When we are children, our parents are big and strong people who tell us where to live, how to live and are supposed to keep us safe.
When I was a young child, I knew how to babysit my two brothers and sisters when I was less than ten years old (there were five of us born in six years), make a screwdriver from vodka and lemonade, and had gone to 13 different schools before I went to high school.
My father and mother were always fighting, making up, and fighting some more.  I remember the bitterness, the over-the-top making up.
Now that I'm so much older than they were by the time they had divorced after 25 years of marriage, I have a different perspective than I did even a few years ago.
I look at this picture of them, younger than my grown children, married, with a baby on the way (me), and I see two kids.  They didn't know what they were doing, but, I think they did their best.
Just over a year ago, my mother passed away.  We had made peace with our past trials and tribulations and I had made plans to see her in the spring.  She died that November, calling my name when I spoke to her by telephone before she died.  There was no time to get there, no other way to say good-bye.
A few months ago, I found out my father, who had moved to California, with his second wife, was in a hospice unit.  Apparently his health had declined after my stepmother passed away.  I reached out to him, and it was very moving, and sad.  He never wanted to talk about what was wrong with him.  Instead, he told me he remembered me as a sweet little girl.  I sent him pictures of his great granddaughter.

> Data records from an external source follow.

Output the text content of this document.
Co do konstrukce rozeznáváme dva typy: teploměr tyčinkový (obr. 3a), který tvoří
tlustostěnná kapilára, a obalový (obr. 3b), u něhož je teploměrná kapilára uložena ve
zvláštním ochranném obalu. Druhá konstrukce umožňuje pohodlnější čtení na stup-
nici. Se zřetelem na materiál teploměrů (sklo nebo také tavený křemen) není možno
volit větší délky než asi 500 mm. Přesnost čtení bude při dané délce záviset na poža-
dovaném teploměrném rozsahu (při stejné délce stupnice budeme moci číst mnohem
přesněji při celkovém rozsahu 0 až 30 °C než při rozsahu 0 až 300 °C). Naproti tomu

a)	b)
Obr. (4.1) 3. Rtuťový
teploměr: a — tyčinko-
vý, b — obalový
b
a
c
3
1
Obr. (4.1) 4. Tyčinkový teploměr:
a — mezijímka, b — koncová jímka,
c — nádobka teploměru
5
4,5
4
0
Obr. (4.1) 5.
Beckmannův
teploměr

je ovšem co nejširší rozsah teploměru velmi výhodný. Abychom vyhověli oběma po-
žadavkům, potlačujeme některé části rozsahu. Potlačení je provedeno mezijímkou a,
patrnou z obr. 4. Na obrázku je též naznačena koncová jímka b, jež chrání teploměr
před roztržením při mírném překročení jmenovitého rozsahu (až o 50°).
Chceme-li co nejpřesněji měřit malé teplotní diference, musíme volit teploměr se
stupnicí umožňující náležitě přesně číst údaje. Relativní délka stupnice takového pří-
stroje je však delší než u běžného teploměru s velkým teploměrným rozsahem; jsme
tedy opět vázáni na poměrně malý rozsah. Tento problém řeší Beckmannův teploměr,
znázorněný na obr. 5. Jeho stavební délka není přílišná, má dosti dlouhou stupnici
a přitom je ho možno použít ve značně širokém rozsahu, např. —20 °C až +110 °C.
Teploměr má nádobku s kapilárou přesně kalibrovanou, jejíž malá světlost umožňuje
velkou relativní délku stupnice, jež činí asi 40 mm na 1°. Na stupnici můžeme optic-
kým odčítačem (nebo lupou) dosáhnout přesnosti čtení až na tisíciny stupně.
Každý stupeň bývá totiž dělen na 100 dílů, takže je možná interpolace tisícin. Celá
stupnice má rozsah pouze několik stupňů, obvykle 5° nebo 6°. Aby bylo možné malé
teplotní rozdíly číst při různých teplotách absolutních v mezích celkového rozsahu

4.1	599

Now, like my mother, he is gone.
His stepdaughter is making all the arrangements for him.  You see, she's spent more time with him than I did.  Although he had met my children, he never spent time with them.  Her children were his grandchildren.  When his second wife sent pictures, there he would be, with "their" grandchildren in matching sweaters for holiday pictures.  It was strange, like a family I had, but, have never known.  I had met Leslie, my stepsister, briefly, while she was still in college.
We learned of his passing, from her.  She called one of my sisters.
So now, they are both gone.  I'm sad.  But, in some ways, he's been gone over half my life.